Eu sou o Pão da Vida 0

14/08/2018 00:00 - Atualizado em 15/08/2018 09:49

Estamos chegando ao final da leitura dominical do capítulo VI do Evangelho de São João. Caminhando para essa conclusão importante continuemos um pouco a refletir sobre as verdades contidas na perícope anterior. Domingo passado (19º do tempo comum) a liturgia, continuando a questão do pão surgida com a multiplicação dos pães, esclarece com toda a autoridade que Jesus é o pão da vida. Jesus reclama porque os judeus não quiseram compreender o sinal da multiplicação. Claramente, ele afirma: "Eu sou o pão que desceu do céu! Quem dele comer, nunca morrerá!".

Eis aqui a grande revelação do Senhor! Os judeus só conseguem ver a superfície, somente compreendem que Ele é o filho de José; não percebem, não creem que ele vem do Pai, como alimento de nossa existência: Ele é o sustento, o alimento da nossa vida. Afinal, que é viver? Será simplesmente existir, respirar, sobreviver, de qualquer modo, sem rumo, sem sentido, sem uma finalidade para a existência? Que vida seria essa? Não uma existência assim, miserável, que vemos tantos e tanto hoje vivendo? Pois bem, Jesus afirma que Ele dá o sustento verdadeiro à nossa vida; com Ele, a vida tem sentido, tem rumo, tem razão de ser; com Ele, descobriremos porque vivemos, descobrimos de onde vimos e para onde vamos, descobrimos que somos amados e somos fruto de um sonho de amor; com Ele, finalmente, temos a paz! "Eu sou o pão da vossa vida! Precisais mais de mim que vosso corpo do pão de cada dia. Quem come desse pão que sou eu, isto é, quem se alimenta de meu amor, de minhas palavras, de meu caminho, nunca viverá uma vida de mentira, de ilusão, de morte; antes, viverá de verdade.

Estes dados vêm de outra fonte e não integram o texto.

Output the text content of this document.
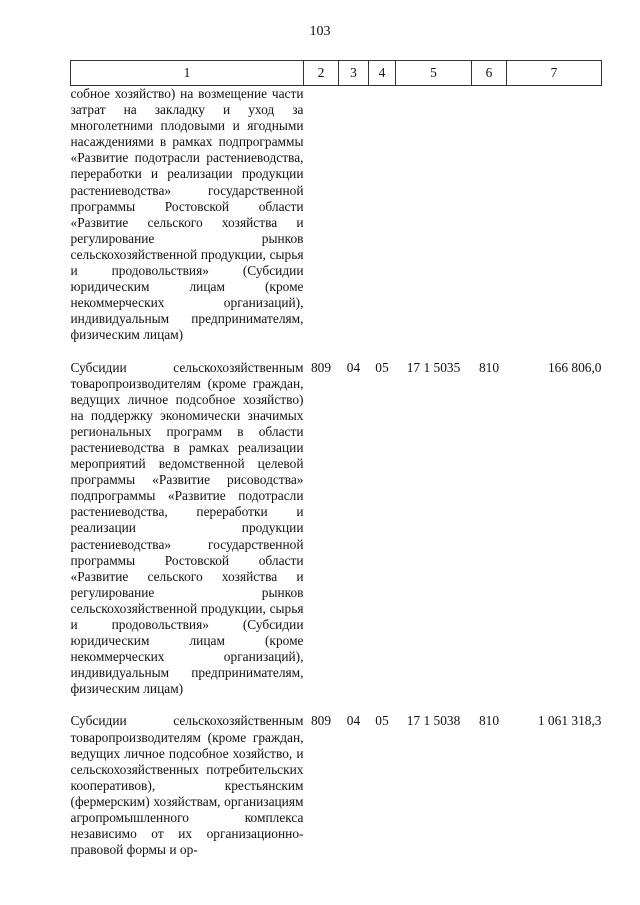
103
1	2	3	4	5	6	7
собное хозяйство) на возмещение части затрат на закладку и уход за многолетними плодовыми и ягодными насаждениями в рамках подпрограммы «Развитие подотрасли растениеводства, переработки и реализации продукции растениеводства» государственной программы Ростовской области «Развитие сельского хозяйства и регулирование рынков сельскохозяйственной продукции, сырья и продовольствия» (Субсидии юридическим лицам (кроме некоммерческих организаций), индивидуальным предпринимателям, физическим лицам)						

Субсидии сельскохозяйственным товаропроизводителям (кроме граждан, ведущих личное подсобное хозяйство) на поддержку экономически значимых региональных программ в области растениеводства в рамках реализации мероприятий ведомственной целевой программы «Развитие рисоводства» подпрограммы «Развитие подотрасли растениеводства, переработки и реализации продукции растениеводства» государственной программы Ростовской области «Развитие сельского хозяйства и регулирование рынков сельскохозяйственной продукции, сырья и продовольствия» (Субсидии юридическим лицам (кроме некоммерческих организаций), индивидуальным предпринимателям, физическим лицам)	809	04	05	17 1 5035	810	166 806,0

Субсидии сельскохозяйственным товаропроизводителям (кроме граждан, ведущих личное подсобное хозяйство, и сельскохозяйственных потребительских кооперативов), крестьянским (фермерским) хозяйствам, организациям агропромышленного комплекса независимо от их организационно-правовой формы и ор-	809	04	05	17 1 5038	810	1 061 318,3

Basta pensarmos na situação de Elias (1Rs 19,4-8). Ele tinha vencido os profetas de Baal no monte Carmelo. Jezabel, a rainha idólatra, tinha prometido vingança e queria eliminá-lo. O profeta diante da ameaça fugiu, procurando esconder-se no deserto do Sinai para encontrar inspiração e consolo no monte Horeb (outro nome para o monte Sinai), o Monte de Deus. E lá vai Elias: o caminho longo, os dias quentes do deserto, a solidão, a tensão da fuga, tudo isso traz desânimo e depressão ao profeta.

A vida lhe parece dura, amarga, sem sentido. Cansado, ele se rende e pede a morte: "Agora basta, Senhor! Tira a minha vida, pois não sou melhor que meus pais... Sou igual a todo mundo, não sou à palmatória do mundo... Cansei! Quero morrer!"  Quantas vezes somos como Elias, quantas vezes a existência nos pesa, o sentido da vida parece se nos esconder, quantas vezes parece que apenas sobrevivemos, mas não temos idéia para onde vai o caminho... O desengano do profeta é tão profundo que ele, deprimido, cai no sono. E o Senhor envia-lhe um anjo: “Levanta-te e come!' E ele viu junto à sua cabeça um pão assado... 'Ainda tens um longo caminho a percorrer'. Elias levantou-se, comeu e bebeu e, com a força desse alimento, andou quarenta dias e quarenta noites, até chegar ao Horeb, o monte de Deus”Caríssimos, também nós estamos a caminho, também nós precisamos de um pão como o de Elias.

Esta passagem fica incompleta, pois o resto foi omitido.